Background: Recessive deficiency in 2’,5’-oligoadenylate (2-5A) synthetase (OAS) or RNase L can underlie multisystem inflammatory syndrome associated with SARS-CoV-2 infection in children without pneumonia. In adult COVID-19 patients, common genetic variants at the OAS locus were associated with hypoxemic pneumonia. Since the role of OAS in respiratory pathology versus inflammation remains unclear, we investigated OAS variants found in adult COVID-19 patients.

Methods: We analyzed the association of rare OAS1 and OAS3 variants and the common OAS1 rs10774671 polymorphism with clinical severity in 342 COVID-19 patients.
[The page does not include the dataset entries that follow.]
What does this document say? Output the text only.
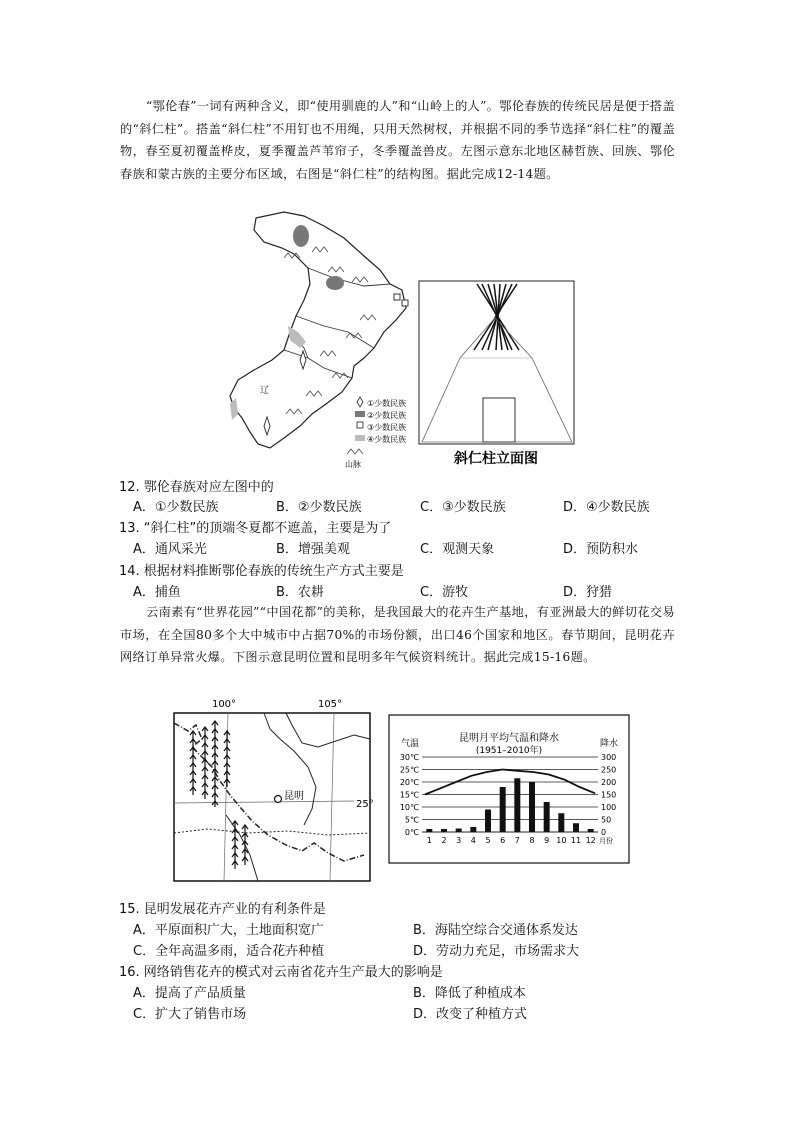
“鄂伦春”一词有两种含义，即“使用驯鹿的人”和“山岭上的人”。鄂伦春族的传统民居是便于搭盖的“斜仁柱”。搭盖“斜仁柱”不用钉也不用绳，只用天然树杈，并根据不同的季节选择“斜仁柱”的覆盖物，春至夏初覆盖桦皮，夏季覆盖芦苇帘子，冬季覆盖兽皮。左图示意东北地区赫哲族、回族、鄂伦春族和蒙古族的主要分布区域，右图是“斜仁柱”的结构图。据此完成12-14题。
辽
①少数民族
②少数民族
③少数民族
④少数民族
山脉	斜仁柱立面图
12. 鄂伦春族对应左图中的
A．①少数民族	B．②少数民族	C．③少数民族	D．④少数民族
13. “斜仁柱”的顶端冬夏都不遮盖，主要是为了
A．通风采光	B．增强美观	C．观测天象	D．预防积水
14. 根据材料推断鄂伦春族的传统生产方式主要是
A．捕鱼	B．农耕	C．游牧	D．狩猎
云南素有“世界花园”“中国花都”的美称，是我国最大的花卉生产基地，有亚洲最大的鲜切花交易市场，在全国80多个大中城市中占据70%的市场份额，出口46个国家和地区。春节期间，昆明花卉网络订单异常火爆。下图示意昆明位置和昆明多年气候资料统计。据此完成15-16题。
100°	105°
25°
昆明
昆明月平均气温和降水
(1951–2010年)
气温	降水
30℃	300
25℃	250
20℃	200
15℃	150
10℃	100
5℃	50
0℃	0
1 2 3 4 5 6 7 8 9 10 11 12 月份
15. 昆明发展花卉产业的有利条件是
A．平原面积广大，土地面积宽广	B．海陆空综合交通体系发达
C．全年高温多雨，适合花卉种植	D．劳动力充足，市场需求大
16. 网络销售花卉的模式对云南省花卉生产最大的影响是
A．提高了产品质量	B．降低了种植成本
C．扩大了销售市场	D．改变了种植方式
We assessed OAS enzymatic activity and RNase L activation by SARS-CoV-2 or synthetic dsRNA, and the impact of gene gain/loss-of-function on viral replication and inflammation. The latter effects were also studied in Oas3^-/- mice challenged with dsRNA or mouse-adapted SARS-CoV-2.
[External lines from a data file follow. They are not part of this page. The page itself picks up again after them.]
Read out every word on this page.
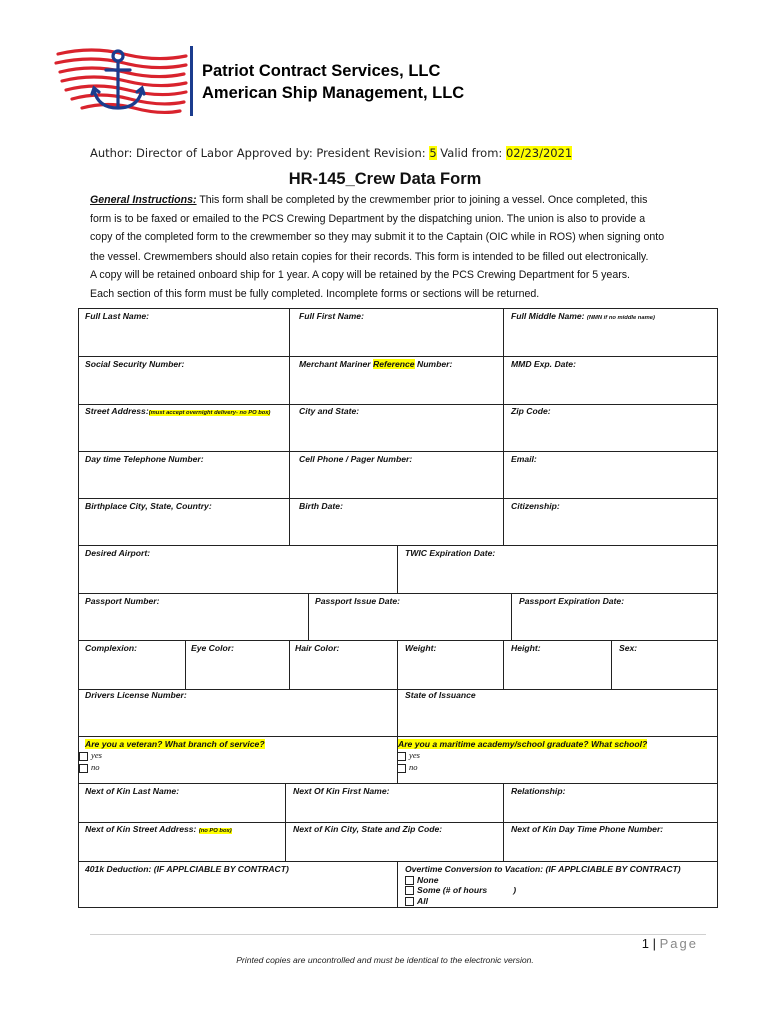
Patriot Contract Services, LLC
American Ship Management, LLC
Author: Director of Labor Approved by: President Revision: 5 Valid from: 02/23/2021
HR-145_Crew Data Form
General Instructions: This form shall be completed by the crewmember prior to joining a vessel. Once completed, this
form is to be faxed or emailed to the PCS Crewing Department by the dispatching union. The union is also to provide a
copy of the completed form to the crewmember so they may submit it to the Captain (OIC while in ROS) when signing onto
the vessel. Crewmembers should also retain copies for their records. This form is intended to be filled out electronically.
A copy will be retained onboard ship for 1 year. A copy will be retained by the PCS Crewing Department for 5 years.
Each section of this form must be fully completed. Incomplete forms or sections will be returned.
Full Last Name:	Full First Name:	Full Middle Name: (NMN if no middle name)
Social Security Number:	Merchant Mariner Reference Number:	MMD Exp. Date:
Street Address:(must accept overnight delivery- no PO box)	City and State:	Zip Code:
Day time Telephone Number:	Cell Phone / Pager Number:	Email:
Birthplace City, State, Country:	Birth Date:	Citizenship:
Desired Airport:	TWIC Expiration Date:
Passport Number:	Passport Issue Date:	Passport Expiration Date:
Complexion:	Eye Color:	Hair Color:	Weight:	Height:	Sex:
Drivers License Number:	State of Issuance
Are you a veteran? What branch of service?
yes
no
Are you a maritime academy/school graduate? What school?
yes
no
Next of Kin Last Name:	Next Of Kin First Name:	Relationship:
Next of Kin Street Address: (no PO box)	Next of Kin City, State and Zip Code:	Next of Kin Day Time Phone Number:
401k Deduction: (IF APPLCIABLE BY CONTRACT)	Overtime Conversion to Vacation: (IF APPLCIABLE BY CONTRACT)
None
Some (# of hours	)
All
1 | Page
Printed copies are uncontrolled and must be identical to the electronic version.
Findings: Nine OAS1 and 15 OAS3 heterozygous variants were predicted to be deleterious. Although several variants displayed defective RNase L activation in response to SARS-CoV-2 or dsRNA, enrichment analysis showed no clear association with COVID-19 pneumonia. However, the OAS1 rs10774671 A/A genotype (OAS1-p42 isoform) was correlated with severe disease. Overexpression of OAS3 and OAS1-p46 isoforms attenuated viral replication in cellular systems, while OAS1-p42 reduced this effect. OAS3 and OAS1-p46 limited inflammatory response, and Oas3-deficiency in mice increased cytokine expression.
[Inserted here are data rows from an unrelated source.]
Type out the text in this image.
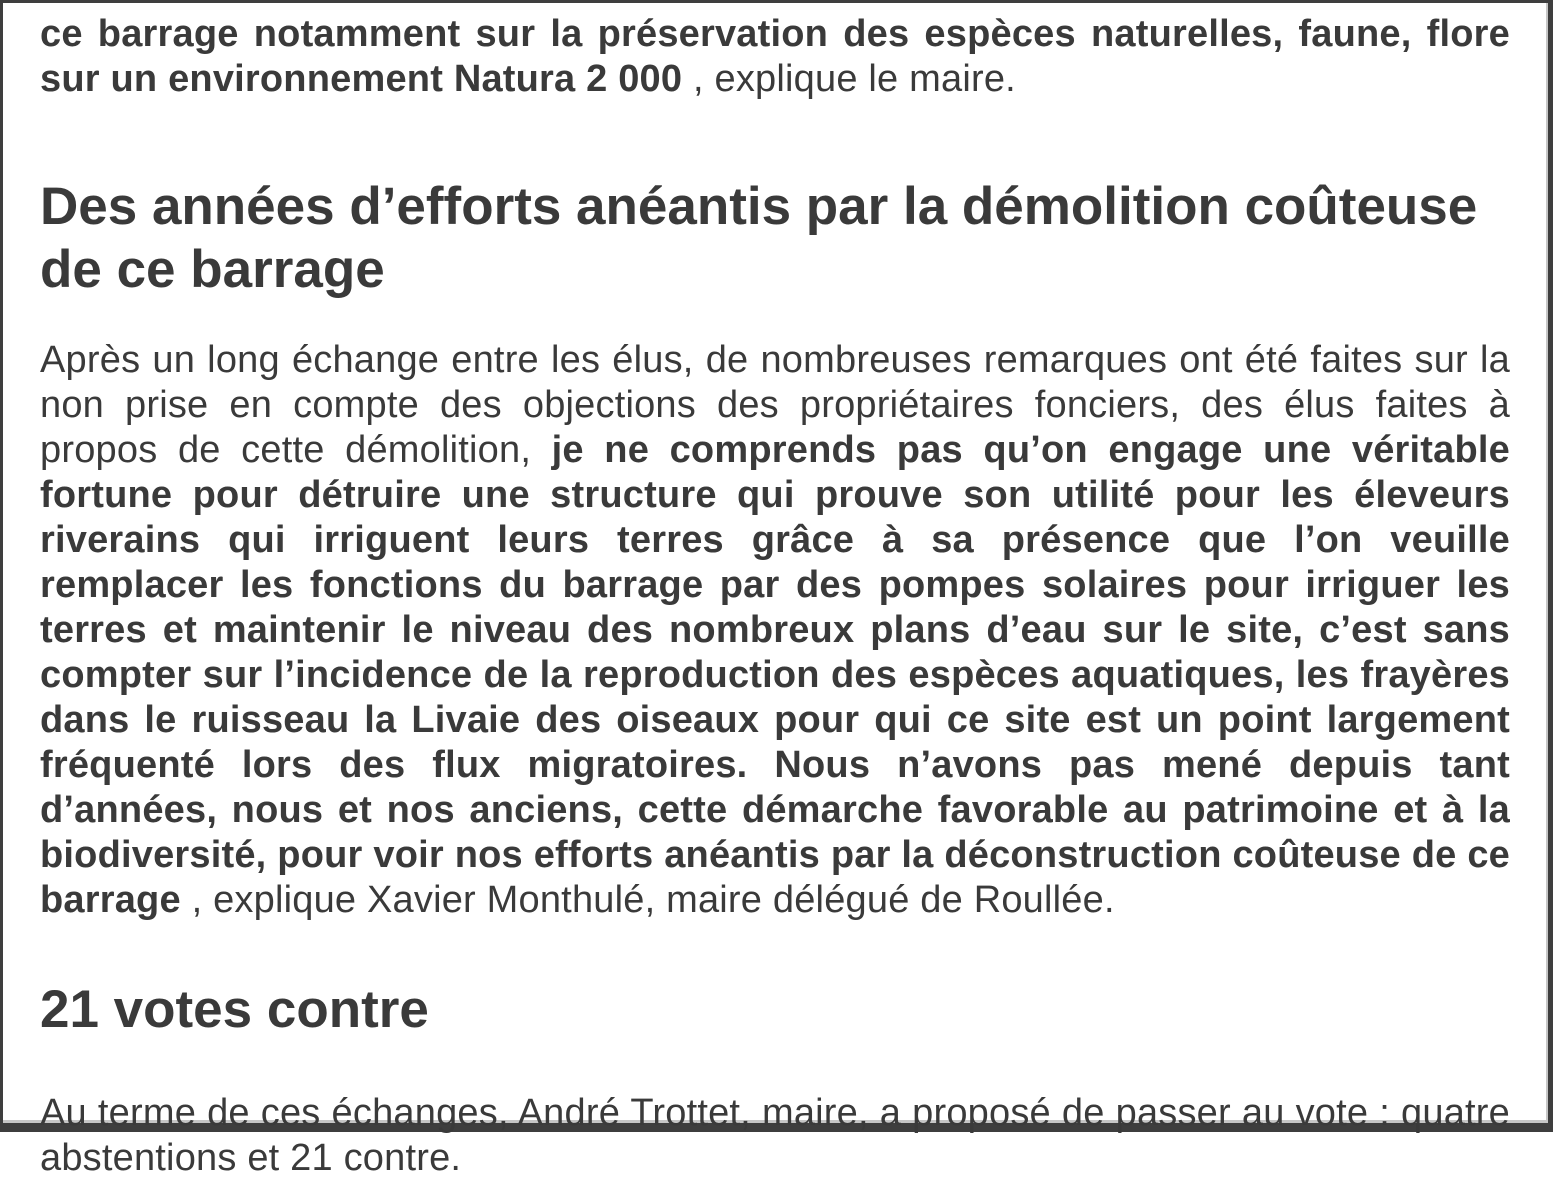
ce barrage notamment sur la préservation des espèces naturelles, faune, flore sur un environnement Natura 2 000 , explique le maire.

Des années d’efforts anéantis par la démolition coûteuse de ce barrage

Après un long échange entre les élus, de nombreuses remarques ont été faites sur la non prise en compte des objections des propriétaires fonciers, des élus faites à propos de cette démolition, je ne comprends pas qu’on engage une véritable fortune pour détruire une structure qui prouve son utilité pour les éleveurs riverains qui irriguent leurs terres grâce à sa présence que l’on veuille remplacer les fonctions du barrage par des pompes solaires pour irriguer les terres et maintenir le niveau des nombreux plans d’eau sur le site, c’est sans compter sur l’incidence de la reproduction des espèces aquatiques, les frayères dans le ruisseau la Livaie des oiseaux pour qui ce site est un point largement fréquenté lors des flux migratoires. Nous n’avons pas mené depuis tant d’années, nous et nos anciens, cette démarche favorable au patrimoine et à la biodiversité, pour voir nos efforts anéantis par la déconstruction coûteuse de ce barrage , explique Xavier Monthulé, maire délégué de Roullée.

21 votes contre

Au terme de ces échanges, André Trottet, maire, a proposé de passer au vote : quatre abstentions et 21 contre.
Interpretation: OAS1 rs10774671 A/A genotype impaired viral control, despite preserving RNase L activation, and predominated in severe COVID-19 patients. Conversely, heterozygous rare loss-of-function OAS1 and OAS3 variants appeared unrelated to respiratory disease severity, but they may compromise a regulatory mechanism that fine-tunes the control of inflammation.